Поэтому Шестипалый считался самым мудрым, хотя и самым старым среди иннейцев нууку.
Недаром поэтому в последнее время проницательный вождь порой ловил на себе косые взгляды молодых мужчин своего племени. Их темные иннейские глаза пристально смотрели на него и как бы намекали, что почтенному старцу пора уже направляться на покой, пора сделать первый шаг по тропе, ведущей к Серой Чаще.
Особенно частенько в таких случаях на вождя пристально поглядывал один здоровенный рыжий детина, дюжий иннеец по имени Медноволосый Хорр.

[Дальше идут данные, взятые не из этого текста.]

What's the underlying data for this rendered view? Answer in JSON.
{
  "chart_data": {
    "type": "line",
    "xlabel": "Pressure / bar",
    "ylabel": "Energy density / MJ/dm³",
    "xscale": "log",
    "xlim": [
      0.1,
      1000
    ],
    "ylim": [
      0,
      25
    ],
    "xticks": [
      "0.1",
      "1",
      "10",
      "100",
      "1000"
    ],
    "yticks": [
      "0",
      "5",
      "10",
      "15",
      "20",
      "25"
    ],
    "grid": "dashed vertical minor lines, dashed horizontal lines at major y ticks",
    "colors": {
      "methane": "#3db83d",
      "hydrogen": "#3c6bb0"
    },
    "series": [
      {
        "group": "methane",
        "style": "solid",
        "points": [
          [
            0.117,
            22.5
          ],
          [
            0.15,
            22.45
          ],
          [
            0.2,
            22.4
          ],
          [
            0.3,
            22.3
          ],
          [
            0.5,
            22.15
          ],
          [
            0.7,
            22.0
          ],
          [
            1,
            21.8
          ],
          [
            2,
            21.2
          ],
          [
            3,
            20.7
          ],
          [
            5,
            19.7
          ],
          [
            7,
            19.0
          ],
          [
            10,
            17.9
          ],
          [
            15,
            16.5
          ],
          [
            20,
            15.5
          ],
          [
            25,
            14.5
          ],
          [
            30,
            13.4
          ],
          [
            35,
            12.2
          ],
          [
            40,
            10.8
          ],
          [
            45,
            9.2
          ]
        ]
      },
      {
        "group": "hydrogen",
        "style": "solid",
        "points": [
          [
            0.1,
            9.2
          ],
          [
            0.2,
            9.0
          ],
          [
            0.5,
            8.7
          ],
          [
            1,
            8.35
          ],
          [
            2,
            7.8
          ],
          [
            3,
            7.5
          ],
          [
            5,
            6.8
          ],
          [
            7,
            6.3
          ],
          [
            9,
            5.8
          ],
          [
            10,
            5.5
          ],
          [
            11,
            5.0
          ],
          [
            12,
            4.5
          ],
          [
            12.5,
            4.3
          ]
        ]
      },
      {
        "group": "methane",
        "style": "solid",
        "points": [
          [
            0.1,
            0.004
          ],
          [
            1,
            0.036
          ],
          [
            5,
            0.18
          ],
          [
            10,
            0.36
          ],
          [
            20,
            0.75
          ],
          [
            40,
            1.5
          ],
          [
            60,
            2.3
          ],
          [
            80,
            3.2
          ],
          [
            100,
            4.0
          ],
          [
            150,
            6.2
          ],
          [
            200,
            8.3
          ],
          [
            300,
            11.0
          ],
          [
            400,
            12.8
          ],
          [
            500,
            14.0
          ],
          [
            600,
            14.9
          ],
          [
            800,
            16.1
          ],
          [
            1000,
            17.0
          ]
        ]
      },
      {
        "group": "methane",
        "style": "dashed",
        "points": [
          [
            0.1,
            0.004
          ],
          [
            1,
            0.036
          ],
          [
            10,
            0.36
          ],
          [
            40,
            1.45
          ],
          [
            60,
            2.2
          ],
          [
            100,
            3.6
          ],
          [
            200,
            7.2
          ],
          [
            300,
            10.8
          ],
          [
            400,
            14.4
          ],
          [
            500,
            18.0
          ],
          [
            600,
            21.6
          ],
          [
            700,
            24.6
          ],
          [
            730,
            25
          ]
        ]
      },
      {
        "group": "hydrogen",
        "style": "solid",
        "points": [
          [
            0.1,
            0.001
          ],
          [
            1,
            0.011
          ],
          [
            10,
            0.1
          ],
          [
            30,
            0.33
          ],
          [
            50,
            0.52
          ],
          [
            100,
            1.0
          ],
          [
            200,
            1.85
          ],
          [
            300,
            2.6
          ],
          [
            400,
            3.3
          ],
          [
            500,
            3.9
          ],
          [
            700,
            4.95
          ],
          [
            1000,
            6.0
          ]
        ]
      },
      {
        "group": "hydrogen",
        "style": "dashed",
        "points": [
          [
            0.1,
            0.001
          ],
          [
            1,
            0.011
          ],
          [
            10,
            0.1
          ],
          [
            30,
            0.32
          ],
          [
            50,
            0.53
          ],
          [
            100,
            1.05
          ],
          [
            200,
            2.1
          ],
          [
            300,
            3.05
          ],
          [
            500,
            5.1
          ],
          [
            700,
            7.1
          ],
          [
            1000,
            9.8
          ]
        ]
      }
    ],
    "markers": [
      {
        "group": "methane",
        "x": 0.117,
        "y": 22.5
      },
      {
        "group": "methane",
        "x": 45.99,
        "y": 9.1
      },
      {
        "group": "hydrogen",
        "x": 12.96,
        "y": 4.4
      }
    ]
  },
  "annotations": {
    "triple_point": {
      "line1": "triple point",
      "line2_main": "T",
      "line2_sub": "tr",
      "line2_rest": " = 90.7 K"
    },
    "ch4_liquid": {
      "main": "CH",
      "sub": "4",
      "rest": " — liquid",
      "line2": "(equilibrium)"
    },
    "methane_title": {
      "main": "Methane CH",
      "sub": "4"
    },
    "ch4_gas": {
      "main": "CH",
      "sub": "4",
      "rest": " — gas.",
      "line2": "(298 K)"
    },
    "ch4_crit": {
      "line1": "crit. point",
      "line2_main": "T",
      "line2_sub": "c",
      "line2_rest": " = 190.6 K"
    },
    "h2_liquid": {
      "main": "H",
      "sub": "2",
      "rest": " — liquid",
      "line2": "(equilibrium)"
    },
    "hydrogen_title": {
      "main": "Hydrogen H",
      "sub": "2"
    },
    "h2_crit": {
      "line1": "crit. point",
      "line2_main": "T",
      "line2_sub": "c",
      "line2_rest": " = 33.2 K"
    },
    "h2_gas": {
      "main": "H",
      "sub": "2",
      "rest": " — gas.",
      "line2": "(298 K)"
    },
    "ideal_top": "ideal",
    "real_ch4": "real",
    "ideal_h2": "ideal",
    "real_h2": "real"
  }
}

«Дух Проливного Дождя всегда говорит, что племени нужен доблестный воин, а не этот трухлявый, заплесневелый пень… — недовольно кривился в кругу своих приятелей широкоплечий парень, демонстративно независимо встряхивая темно-рыжей косой. — Можете вы ответить мне на вопрос: «Кто мы с вами? Хлипкие бабы или дождевые охотники?»
«Дождевые охотники!» — с готовностью ревели в ответ иннейцы.
«Нет, мы хлипкие бабы! Мы подчиняемся старому, трухлявому пню и ни на что большее уже не годимся…» — язвительно усмехался в ответ Хорр.
«Нет, ты ошибаешься! — негодовали его приятели. — Мы самые настоящие нууку! Мы дождевые охотники!»
«Дождевые охотники подчиняются воину! Во главе племени всегда стоял герой! — хмыкал Медноволосый Хорр. — Настоящие нууку заслуживают настоящего вожака! Первым впереди племени по лесной тропе должен идти сильный мужчина, а не седой немощный старик!»
Все чаще и чаще до вождя доходили слухи о таких перепалках, начинавшихся обычно у костра, разведенного рядом с шатром молодых воинов.
«Что же, понятно, понятно… — всегда усмехался про себя Маар Шестипалый, когда до него долетали подобные разговоры. — Молодежь есть молодежь, горячие парни… я сам был когда-то точно таким… мне тоже казалось, что старики не годятся ни на что…»
Вождь терпеливо слушал подобные слухи и только улыбался. Бесстрастно молчал, кивал головой и непроницаемо улыбался, улыбался, улыбался…
Только вот дряхлым стариком он себя в глубине души совершенно не считал. Он вполне сознавал свою мудрость, но это не значило, что он превратился в дохляка. Маар Шестипалый, несмотря на свои сорок разливов рек, как раз оставался еще вполне крепким воином. Молодая сила не уходила из его мускулов, и вождь никому не собирался сдаваться, причем так просто, без всякого сопротивления.
В любой момент его рука, обтянутая упругими, эластичными канатами мускулов, могла бы легко успокоить любого из его подданных. Он нисколько не сомневался в своей силе и знал, что может быстро навести порядок в своем племени.
Для этого достаточно было только один раз, для острастки, быстро раскроить пополам какой-нибудь тупой затылок. Например, для этого нужно было просто разбить напополам какую-нибудь, хоть даже рыжеволосую голову, чтобы показать всем, какой дрянью этот череп, этот глиняный черепок был набит при жизни.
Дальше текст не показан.